Libbrecht has built a system that makes snow crystals in his lab, which allows him to control all the variables, and that's one of the questions he's trying to answer. But if he's getting close, he's keeping it to himself.

"It's not one of these things where you wake up in the morning and have a eureka moment," he says.

One of the most interesting findings to come out of his research is something he calls branching instability. He has demonstrated that, like much in nature, snowflakes grow partly through instability.

"A lot of nature is driven by instability," he says. The complex flapping of a flag in the wind, or the complex motion of ocean waves breaking on a beach, are complexities produced by instabilities in nature.

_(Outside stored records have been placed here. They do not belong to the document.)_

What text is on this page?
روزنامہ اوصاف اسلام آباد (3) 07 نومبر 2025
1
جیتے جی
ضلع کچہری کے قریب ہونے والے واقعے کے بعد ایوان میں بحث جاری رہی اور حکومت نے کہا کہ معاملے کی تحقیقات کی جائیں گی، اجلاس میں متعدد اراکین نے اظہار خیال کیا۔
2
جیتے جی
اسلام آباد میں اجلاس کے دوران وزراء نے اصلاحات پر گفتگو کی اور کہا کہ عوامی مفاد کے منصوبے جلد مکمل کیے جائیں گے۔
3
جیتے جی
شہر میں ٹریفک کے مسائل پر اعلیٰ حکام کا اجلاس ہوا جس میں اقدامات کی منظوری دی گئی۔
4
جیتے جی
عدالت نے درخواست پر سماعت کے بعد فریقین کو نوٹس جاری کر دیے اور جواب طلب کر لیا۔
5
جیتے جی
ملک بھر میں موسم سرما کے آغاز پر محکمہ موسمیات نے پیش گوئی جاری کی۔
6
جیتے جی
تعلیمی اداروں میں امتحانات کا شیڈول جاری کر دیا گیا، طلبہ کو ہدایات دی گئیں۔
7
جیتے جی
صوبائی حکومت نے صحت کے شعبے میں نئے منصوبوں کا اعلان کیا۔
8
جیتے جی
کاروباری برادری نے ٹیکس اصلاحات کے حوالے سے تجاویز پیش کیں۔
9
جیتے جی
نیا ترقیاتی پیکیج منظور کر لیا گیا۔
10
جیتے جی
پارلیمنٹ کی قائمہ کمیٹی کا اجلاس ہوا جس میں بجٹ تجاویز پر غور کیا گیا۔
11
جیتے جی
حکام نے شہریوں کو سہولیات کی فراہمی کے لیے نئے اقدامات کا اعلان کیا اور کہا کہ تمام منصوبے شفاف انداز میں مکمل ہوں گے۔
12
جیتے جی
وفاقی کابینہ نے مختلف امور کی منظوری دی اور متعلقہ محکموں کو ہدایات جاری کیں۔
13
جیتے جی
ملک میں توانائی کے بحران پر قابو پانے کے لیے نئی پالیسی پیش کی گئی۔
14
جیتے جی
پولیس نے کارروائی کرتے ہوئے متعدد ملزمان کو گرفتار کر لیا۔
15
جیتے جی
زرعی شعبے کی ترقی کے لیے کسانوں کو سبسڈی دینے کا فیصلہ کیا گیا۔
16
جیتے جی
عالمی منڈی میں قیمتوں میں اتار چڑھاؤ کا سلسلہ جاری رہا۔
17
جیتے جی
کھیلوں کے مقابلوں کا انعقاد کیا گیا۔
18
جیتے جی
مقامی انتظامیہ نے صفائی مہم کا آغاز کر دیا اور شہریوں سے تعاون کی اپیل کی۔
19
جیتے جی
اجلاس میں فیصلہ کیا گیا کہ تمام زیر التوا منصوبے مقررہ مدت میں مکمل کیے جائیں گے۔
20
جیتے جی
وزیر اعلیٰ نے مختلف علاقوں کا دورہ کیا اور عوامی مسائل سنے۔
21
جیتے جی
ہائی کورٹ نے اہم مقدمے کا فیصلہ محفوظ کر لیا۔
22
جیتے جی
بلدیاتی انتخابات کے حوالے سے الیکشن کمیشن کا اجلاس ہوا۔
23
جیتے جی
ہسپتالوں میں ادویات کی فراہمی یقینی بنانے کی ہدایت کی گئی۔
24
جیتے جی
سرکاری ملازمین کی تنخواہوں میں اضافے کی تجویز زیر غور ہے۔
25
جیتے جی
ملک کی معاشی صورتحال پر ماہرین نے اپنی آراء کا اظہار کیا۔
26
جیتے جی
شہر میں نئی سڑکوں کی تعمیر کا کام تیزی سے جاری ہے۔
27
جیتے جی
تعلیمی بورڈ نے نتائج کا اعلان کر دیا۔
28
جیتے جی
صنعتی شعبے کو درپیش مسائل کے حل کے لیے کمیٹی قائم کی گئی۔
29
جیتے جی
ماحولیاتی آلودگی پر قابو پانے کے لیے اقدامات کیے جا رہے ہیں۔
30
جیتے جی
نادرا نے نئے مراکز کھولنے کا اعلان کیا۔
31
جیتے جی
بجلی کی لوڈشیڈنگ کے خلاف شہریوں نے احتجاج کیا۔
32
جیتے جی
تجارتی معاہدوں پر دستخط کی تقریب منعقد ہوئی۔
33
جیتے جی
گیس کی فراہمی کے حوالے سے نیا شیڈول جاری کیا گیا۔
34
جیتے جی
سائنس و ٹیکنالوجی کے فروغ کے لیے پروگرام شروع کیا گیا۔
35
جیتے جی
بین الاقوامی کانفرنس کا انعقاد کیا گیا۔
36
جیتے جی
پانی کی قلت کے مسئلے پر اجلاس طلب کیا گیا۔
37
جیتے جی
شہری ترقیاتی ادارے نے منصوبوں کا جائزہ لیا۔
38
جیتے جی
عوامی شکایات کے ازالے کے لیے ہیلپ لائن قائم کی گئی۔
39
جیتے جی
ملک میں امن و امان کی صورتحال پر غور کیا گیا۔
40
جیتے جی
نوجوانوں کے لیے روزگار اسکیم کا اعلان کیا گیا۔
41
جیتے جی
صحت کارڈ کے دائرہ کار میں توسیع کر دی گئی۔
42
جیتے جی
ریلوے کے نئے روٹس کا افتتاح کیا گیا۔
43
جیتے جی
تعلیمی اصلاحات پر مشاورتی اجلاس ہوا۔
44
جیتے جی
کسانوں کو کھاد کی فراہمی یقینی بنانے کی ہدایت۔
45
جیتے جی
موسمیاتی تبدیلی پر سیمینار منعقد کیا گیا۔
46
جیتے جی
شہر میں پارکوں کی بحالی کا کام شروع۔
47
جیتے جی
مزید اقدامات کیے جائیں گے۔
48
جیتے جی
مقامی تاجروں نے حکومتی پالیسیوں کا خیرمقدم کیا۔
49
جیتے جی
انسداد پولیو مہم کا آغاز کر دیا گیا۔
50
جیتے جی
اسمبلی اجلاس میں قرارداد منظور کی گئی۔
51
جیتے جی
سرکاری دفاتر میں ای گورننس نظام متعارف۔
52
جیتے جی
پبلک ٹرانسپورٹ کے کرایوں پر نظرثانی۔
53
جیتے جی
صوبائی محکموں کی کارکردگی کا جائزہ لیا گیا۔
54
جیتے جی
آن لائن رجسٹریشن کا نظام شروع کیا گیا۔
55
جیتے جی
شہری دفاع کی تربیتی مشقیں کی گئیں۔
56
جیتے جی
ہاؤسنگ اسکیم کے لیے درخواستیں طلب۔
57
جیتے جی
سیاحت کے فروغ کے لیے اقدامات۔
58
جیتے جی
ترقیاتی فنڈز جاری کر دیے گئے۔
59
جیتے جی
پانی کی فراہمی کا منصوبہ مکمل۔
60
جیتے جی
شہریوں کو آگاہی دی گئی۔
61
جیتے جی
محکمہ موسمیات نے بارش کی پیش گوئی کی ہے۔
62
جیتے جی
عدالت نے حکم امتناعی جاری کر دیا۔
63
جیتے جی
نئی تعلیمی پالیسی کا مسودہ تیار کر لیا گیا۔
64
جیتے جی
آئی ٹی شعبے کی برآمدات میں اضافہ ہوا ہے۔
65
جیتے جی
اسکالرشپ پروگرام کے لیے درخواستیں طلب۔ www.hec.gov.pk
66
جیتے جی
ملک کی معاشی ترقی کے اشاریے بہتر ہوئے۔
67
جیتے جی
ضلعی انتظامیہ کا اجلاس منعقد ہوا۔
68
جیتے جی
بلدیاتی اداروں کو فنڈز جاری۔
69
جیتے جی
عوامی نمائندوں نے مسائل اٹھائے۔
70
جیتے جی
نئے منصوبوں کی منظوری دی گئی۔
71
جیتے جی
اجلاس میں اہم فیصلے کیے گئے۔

He has found that a similar process occurs in the growth of snowflakes. A snowflake may begin as a simple hexagonal prism, but as it grows the corners stick out farther and grow faster. The faster growth causes the prism to sprout six arms, each of which is influenced by wind in the clouds and changes in temperature as the snowflake rises and falls.

As it grows the structure "gets thinner and thinner, and there's an instability once you get a thin plate," he says. That, in turn, leads to an even more complex structure as the flake continues to grow.

"A lot of crystal growth, especially pattern formation, is driven by instability," he says, and that doesn't just apply to snowflakes.

It's possible that learning exactly how snow crystals form and grow may be helpful in other areas of research.

"A lot of material science is done in what I call enlightened trial and error," Libbrecht says. "For instance, people have grown diamond crystals for 50 years, but after 50 years of effort, nobody can grow really large ones. They are slowly getting bigger, and they are slowly getting closer to gem quality, and it's mostly trial and error, trying different ways to grow them.

"If you learn something from another crystal, like ice, maybe you can become more enlightened, and trial and error moves more quickly."

Libbrecht is in it for the science, but the question he gets most often has been around for three quarters of a century. Is every snowflake unique?

That question was first suggested by a Vermont farmer who, like Libbrecht, became obsessed with snowflakes. Wilson Bentley attached a camera to a small microscope and spent years taking photos of flakes of snow.

By 1931 he had captured 5,381 photos of snowflakes, and he noted that they were all different. Thus, the expression that no two snowflakes are alike.

Was he right?

It depends on what you mean by alike. Certainly many snowflakes look alike, at least on the surface. But are any two snowflakes exactly alike, both in molecular composition and structure?

That, says Libbrecht, is "very, very unlikely." The chances of two flakes having exactly the same structure, and exactly the same molecules arranged in exactly the same sequence is about as unlikely as a snowball's chance of surviving in a very warm place.

He's sure of that, but there's still lots to learn out there, so Libbrecht will continue to lug his equipment around the world, capturing more photos. The hardware consists of a microscope and a camera, mounted in a carry-on suitcase, which sometimes drives security guards up the wall when he tries to pass through the boarding gate.

So he will spend lots of days and nights out in the cold, where he has at least a slight chance of getting his photo before his chosen flake evaporates as he continues to probe a world that is far more complex than most of us thought.

"That's what makes it interesting," he says.